2. Method according to claim 1, characterized in that it further comprises the steps of: (a) cold isostatic compaction of the previously mixed powders (5), and

(b) hot uniaxial pressing of the compact (12) obtained in step (a).

A process according to any one of claims 1 to 2, wherein the pressure in the mixer is between 15 and 25 mbar, wherein the neutral gas is nitrogen and wherein the oxygen level is controlled and between 5 and 10%.

4. The method of claim 3, wherein the pressure in the mixer is 20 mbar and wherein the oxygen level is 6%.

5. Method according to any one of the preceding claims wherein the powder mixture undergoes a vibrating table tamping operation prior to step (a) of isostatic compaction.

6. Process according to any one of the preceding claims, in which, prior to step (a) of isostatic compaction, the gas contained in the mixture of packed powders (5) is evacuated by pumping in order to obtain a solid compact ( 12).

The method of any one of the preceding claims wherein the compaction fluid (15) comprises water and lubricating additives.

The method of any one of the preceding claims wherein the pressure of the compaction fluid (15) is between 1500 and 4000 Bars.

9. The method of claim 5 wherein the pressure of the compaction fluid (15) is 2000 Bars.

10. Method according to any one of the preceding claims wherein the compact obtained in step (a) undergoes a degassing operation at a temperature between 100 and 450 ⁰ C, preferably 44O ⁰ C.
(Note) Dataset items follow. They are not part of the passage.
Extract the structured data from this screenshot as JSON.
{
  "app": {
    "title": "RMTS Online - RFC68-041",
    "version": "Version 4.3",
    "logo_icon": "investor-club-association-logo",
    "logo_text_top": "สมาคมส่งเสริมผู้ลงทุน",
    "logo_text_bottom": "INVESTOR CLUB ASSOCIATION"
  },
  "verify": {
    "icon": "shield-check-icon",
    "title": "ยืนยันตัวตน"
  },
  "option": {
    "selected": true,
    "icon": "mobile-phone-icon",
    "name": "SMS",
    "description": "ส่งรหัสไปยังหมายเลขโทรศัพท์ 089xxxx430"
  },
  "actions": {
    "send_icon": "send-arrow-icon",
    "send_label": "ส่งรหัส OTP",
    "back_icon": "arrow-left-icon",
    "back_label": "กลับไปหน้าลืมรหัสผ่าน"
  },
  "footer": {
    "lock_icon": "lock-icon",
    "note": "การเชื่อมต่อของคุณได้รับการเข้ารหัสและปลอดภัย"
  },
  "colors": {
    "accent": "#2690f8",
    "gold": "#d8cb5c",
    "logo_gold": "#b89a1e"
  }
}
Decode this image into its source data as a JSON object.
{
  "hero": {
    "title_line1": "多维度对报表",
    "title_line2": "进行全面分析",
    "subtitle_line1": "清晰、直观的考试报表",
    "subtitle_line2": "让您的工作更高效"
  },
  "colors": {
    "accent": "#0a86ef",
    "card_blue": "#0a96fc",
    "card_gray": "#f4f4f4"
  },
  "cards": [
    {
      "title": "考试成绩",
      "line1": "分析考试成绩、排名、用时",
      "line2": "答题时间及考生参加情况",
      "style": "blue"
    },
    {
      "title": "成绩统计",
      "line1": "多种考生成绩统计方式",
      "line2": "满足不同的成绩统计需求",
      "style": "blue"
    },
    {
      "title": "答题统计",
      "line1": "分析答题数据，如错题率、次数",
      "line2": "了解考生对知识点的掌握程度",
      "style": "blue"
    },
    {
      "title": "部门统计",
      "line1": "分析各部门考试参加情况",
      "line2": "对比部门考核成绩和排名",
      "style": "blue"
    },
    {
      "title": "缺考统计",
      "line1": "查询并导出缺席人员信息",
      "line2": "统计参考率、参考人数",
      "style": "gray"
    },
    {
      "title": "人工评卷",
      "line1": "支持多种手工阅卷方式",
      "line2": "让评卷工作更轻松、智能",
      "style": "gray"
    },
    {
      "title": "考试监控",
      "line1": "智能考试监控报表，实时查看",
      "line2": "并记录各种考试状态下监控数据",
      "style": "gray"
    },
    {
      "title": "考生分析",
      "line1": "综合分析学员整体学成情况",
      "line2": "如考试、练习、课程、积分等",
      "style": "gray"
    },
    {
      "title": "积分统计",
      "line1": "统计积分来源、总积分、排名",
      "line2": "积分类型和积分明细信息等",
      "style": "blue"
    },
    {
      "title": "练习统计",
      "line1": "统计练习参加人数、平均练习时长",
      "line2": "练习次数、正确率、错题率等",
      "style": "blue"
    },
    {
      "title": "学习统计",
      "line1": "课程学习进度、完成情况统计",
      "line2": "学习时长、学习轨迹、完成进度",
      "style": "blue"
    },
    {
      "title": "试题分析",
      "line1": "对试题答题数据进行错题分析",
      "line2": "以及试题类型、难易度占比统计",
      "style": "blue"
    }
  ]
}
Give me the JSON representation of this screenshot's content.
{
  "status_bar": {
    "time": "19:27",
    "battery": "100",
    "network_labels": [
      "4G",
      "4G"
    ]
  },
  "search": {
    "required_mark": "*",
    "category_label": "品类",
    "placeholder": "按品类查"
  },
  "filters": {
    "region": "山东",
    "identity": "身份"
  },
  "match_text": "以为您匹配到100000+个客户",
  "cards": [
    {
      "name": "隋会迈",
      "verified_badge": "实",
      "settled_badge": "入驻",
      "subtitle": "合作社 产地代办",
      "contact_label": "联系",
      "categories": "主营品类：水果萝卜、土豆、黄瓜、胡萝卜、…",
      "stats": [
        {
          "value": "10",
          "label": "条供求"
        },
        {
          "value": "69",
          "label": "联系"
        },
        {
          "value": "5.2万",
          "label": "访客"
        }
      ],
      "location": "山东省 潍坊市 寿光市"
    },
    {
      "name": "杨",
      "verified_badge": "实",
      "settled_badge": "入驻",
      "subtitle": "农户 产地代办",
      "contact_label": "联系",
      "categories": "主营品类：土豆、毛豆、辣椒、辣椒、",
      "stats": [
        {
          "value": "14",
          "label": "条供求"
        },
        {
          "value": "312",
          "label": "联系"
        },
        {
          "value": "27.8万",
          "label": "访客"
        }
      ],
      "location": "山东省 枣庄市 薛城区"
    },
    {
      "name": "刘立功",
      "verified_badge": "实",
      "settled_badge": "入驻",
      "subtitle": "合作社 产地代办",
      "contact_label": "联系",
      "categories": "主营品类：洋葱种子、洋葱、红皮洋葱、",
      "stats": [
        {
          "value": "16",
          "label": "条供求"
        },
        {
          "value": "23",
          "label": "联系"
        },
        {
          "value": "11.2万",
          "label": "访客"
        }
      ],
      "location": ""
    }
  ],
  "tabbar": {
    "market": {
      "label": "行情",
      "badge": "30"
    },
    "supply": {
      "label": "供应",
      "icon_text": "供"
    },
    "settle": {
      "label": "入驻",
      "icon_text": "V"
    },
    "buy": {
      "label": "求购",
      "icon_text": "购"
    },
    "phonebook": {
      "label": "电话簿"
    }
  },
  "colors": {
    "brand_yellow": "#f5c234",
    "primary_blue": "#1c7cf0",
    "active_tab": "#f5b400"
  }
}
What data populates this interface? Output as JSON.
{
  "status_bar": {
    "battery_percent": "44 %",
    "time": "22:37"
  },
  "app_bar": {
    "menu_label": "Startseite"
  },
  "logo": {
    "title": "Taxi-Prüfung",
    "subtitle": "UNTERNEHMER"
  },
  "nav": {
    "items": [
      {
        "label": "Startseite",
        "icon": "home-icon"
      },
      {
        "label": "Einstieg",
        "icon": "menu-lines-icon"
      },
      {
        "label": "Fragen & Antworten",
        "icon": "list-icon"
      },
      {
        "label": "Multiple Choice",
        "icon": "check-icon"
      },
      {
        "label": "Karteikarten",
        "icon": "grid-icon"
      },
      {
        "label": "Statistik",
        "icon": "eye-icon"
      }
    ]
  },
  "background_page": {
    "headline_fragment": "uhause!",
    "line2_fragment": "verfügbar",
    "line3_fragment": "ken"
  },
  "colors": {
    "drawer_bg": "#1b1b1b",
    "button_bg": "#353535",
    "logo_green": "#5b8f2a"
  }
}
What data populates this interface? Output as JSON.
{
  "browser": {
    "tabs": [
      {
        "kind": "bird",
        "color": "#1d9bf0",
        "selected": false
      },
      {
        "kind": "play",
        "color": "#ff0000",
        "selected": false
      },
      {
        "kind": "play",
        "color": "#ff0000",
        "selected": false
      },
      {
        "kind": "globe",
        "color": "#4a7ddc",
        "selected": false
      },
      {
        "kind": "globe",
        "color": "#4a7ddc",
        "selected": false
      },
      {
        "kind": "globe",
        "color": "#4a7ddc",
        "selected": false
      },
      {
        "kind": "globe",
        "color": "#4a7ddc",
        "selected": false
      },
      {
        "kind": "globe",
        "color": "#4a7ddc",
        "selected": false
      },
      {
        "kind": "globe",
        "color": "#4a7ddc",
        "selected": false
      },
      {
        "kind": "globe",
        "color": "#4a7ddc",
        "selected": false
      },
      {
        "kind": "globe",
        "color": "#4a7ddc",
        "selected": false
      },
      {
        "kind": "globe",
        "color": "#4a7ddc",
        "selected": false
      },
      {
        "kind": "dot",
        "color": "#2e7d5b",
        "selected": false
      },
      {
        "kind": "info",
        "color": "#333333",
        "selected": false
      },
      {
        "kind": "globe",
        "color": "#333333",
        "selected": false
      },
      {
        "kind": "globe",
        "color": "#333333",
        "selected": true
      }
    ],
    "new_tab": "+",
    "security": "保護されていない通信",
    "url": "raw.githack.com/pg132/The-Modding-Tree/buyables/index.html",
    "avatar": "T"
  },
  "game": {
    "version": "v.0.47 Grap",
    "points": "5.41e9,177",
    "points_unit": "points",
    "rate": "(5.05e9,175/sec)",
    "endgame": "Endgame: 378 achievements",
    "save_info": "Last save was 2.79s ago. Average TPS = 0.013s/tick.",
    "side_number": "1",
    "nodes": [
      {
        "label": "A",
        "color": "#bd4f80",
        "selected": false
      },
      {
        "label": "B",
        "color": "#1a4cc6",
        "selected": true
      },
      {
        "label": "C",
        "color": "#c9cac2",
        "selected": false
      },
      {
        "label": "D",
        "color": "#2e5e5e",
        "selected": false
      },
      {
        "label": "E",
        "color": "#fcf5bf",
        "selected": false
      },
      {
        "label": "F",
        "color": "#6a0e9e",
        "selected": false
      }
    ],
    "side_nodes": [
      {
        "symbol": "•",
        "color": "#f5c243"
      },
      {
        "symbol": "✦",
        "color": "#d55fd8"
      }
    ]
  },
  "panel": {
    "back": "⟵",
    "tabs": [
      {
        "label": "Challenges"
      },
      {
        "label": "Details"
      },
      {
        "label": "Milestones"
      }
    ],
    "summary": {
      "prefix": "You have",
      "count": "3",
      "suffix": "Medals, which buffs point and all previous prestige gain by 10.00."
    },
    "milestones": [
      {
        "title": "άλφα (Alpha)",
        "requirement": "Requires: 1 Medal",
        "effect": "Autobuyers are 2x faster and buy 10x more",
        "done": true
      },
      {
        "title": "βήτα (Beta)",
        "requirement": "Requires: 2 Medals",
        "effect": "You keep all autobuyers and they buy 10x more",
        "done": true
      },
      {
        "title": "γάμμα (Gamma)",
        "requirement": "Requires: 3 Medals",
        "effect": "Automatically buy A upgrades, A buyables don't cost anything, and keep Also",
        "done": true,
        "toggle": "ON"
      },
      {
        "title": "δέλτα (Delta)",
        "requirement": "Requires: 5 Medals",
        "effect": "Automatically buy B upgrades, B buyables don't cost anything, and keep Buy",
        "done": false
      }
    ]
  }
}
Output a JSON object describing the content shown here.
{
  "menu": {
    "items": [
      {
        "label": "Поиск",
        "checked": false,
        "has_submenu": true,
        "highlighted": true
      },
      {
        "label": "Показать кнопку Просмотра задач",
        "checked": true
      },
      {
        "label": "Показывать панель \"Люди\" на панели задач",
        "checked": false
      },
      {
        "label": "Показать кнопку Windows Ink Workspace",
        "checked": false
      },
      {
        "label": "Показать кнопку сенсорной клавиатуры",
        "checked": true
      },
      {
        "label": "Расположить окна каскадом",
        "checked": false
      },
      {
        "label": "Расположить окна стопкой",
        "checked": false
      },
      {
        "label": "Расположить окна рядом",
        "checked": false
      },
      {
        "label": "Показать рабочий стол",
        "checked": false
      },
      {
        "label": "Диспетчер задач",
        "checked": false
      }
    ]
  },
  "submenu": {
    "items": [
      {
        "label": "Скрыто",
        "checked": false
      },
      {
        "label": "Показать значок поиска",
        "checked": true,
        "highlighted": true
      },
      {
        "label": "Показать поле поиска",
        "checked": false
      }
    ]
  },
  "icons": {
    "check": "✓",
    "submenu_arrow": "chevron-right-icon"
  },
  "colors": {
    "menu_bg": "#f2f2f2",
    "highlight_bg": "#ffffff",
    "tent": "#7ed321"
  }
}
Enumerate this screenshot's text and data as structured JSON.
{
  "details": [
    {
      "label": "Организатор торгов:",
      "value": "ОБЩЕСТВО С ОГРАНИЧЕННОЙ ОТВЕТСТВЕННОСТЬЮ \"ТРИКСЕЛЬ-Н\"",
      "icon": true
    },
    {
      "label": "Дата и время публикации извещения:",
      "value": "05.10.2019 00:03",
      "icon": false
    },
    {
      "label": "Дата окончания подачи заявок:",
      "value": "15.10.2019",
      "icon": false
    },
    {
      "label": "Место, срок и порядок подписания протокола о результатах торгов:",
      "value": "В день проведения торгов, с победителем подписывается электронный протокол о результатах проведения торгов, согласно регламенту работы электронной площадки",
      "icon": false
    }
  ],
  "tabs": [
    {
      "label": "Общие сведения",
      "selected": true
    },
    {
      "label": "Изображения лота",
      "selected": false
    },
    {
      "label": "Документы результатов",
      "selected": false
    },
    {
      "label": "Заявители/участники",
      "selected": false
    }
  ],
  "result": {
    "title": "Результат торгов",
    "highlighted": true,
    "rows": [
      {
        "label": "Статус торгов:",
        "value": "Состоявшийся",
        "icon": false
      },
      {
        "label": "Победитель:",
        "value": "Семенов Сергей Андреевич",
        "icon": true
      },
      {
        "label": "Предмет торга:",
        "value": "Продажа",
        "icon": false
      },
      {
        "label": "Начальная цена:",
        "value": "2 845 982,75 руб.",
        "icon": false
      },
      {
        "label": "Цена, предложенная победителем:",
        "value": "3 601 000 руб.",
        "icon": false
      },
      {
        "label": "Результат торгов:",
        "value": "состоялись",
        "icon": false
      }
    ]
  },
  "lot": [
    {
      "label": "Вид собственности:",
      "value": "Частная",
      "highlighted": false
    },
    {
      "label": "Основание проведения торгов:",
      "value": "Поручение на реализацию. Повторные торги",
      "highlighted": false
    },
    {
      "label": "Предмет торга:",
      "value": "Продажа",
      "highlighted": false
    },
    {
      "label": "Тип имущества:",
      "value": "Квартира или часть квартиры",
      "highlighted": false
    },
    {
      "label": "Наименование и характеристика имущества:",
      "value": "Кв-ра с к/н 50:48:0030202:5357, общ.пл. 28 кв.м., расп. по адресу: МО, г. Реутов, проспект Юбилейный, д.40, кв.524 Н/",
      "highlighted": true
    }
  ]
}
11. A method according to any one of the preceding claims wherein the uniaxial hot pressing operation is carried out at a temperature between 400 and 600 ⁰ C and wherein the pressure applied is between 1000 and 3000 Bars.

12. The method of claim 18 wherein the uniaxial pressing operation is performed at a temperature of 450 ⁰ C at a pressure of 1800 Bars.

The method of any one of the preceding claims, wherein the billet obtained in step (b) is hot extruded.

14. A method according to any one of claims 1 to 15, wherein the aluminum matrix composites reinforced with silicon carbide particles or any other ceramic particles such as boron carbide or alumina.

A process according to any one of the preceding claims wherein the powder mixture comprises about 94.7% by weight of aluminum, 4% by weight of copper, 1.3% by weight of magnesium and 15% by volume of silicon carbide

16. Billette obtained by the method according to any one of claims 1 to 15.

Metal part obtained by forging, machining or any other equivalent technique from the billet of claim 16.

Apparatus for carrying out step (a) of the method according to any one of claims 1 to 15 comprising:

a latex sheath (1) into which the mixture of powders (5) is poured,

a perforated cylindrical container (2) in which the latex sheath (1) is arranged, and

hermetic isolation means (7, 10, 11) of the mixture of powders (5) contained in the sheath (1), in which the sheath (1), the perforated container (2) and the hermetic insulation means (7, 10, 11) form a device for isostatic compaction (14) which is adapted to be placed in the compaction liquid (15) of the isostatic press to undergo the step (a) of isostatic compaction.

19. Device according to claim 18, wherein the hermetic insulation means (7, 10, 11) comprise at least one plug (7) of an elastically deformable material force-fitted into the sheath (1).

20. Device according to any one of claims 18 or 19, wherein the hermetic insulation means (7, 10, 11) comprise the upper edge (10) of the sheath (1) which is folded towards the bottom of the sheath (1) forming an annular border (11) resiliently bearing against the outer face (13a) of the side wall (13) of the perforated container (2).

21. Device according to any one of claims 18 to 20, wherein the sheath (1) and the perforated container (2) are, prior to step (a) isostatic compaction, removably disposed in a cylindrical container (3).

22. Device according to claim 21, wherein the upper edge (10) of the sheath (1) is folded towards the bottom of the sheath (1) and comes resiliently bearing against the outer face (12a) of the side wall (12) of the cylindrical container (3).

23. Device according to any one of claims 21 and 22 comprising means (7a) for making a vacuum draw in the sheath (1) so that the gas contained in the powder mixture (5) is removed beforehand. step (a) of isostatic compaction.